***I didn’t update DFK well at all last week – had so much going on (Shugie is two now!! pics soon!) but I promise to get back to daily posts this week, including the post about the castle we just visited in Tennessee that was in the visionary art documentary. And more…***
Over the weekend, news came out that Talladega College has partnered with the High Museum in Atlanta to restore the three Amistad Murals, which two years ago were appraised and insured for $20 million:
There are actually six panels total, and they were painted by Hale Aspacio Woodruff and have been hanging at Talladega College since 1939. The story reads in part:
Restoration will begin in January at the Atlanta Art Conservation Center, and will continue for eight to 12 months. The murals will then be on display at the High Museum from June 2 , 2012, to Sept. 2, 2012.

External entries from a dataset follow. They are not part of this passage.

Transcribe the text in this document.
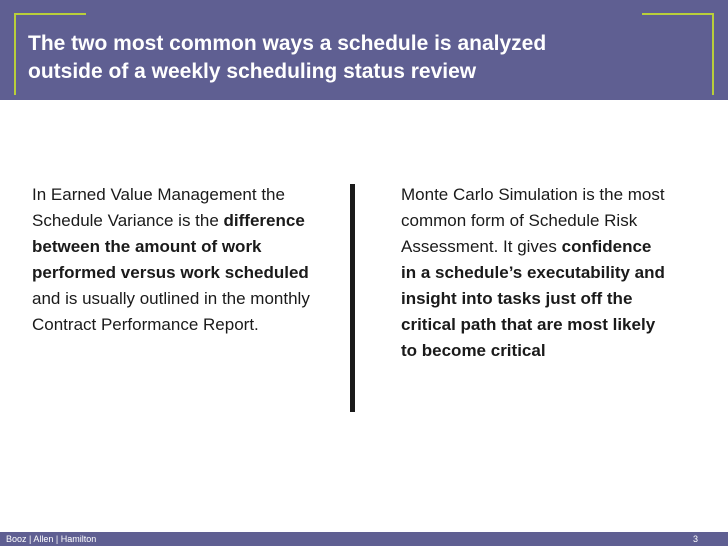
The two most common ways a schedule is analyzed
outside of a weekly scheduling status review
In Earned Value Management the Schedule Variance is the difference between the amount of work performed versus work scheduled and is usually outlined in the monthly Contract Performance Report.
Monte Carlo Simulation is the most common form of Schedule Risk Assessment. It gives confidence in a schedule’s executability and insight into tasks just off the critical path that are most likely to become critical
Booz | Allen | Hamilton	3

After the Atlanta exhibition, organizers plan to mount an exhibition of the murals that will tour the country. The National Museum of African American History and Culture in Washington, D.C., has already contracted to display the murals from Oct. 12, 2012, to Feb. 13, 2013.
After the tour, the murals will not return to Savery Library.
“My vision is that we build a between $10 (million) to $15 million art museum on campus that would house the murals as well as our art department,” Hawkins said.
These are some other pics we’ve taken at Talladega College:
It was founded in 1867 by former slaves, Thomas Tarrant and William Savery and others, to educate the children of former slaves in the community. It started as a one-room building. When capacity quickly became a problem, they wound up purchasing a ‘white’ school that had gone into default, and the interesting part of all that was…Tarrant and Savery had been among the slaves that had built that school 15 years earlier.
The Amistad murals are in the Savery Library.
The school is Alabama’s oldest private historically black liberal arts college.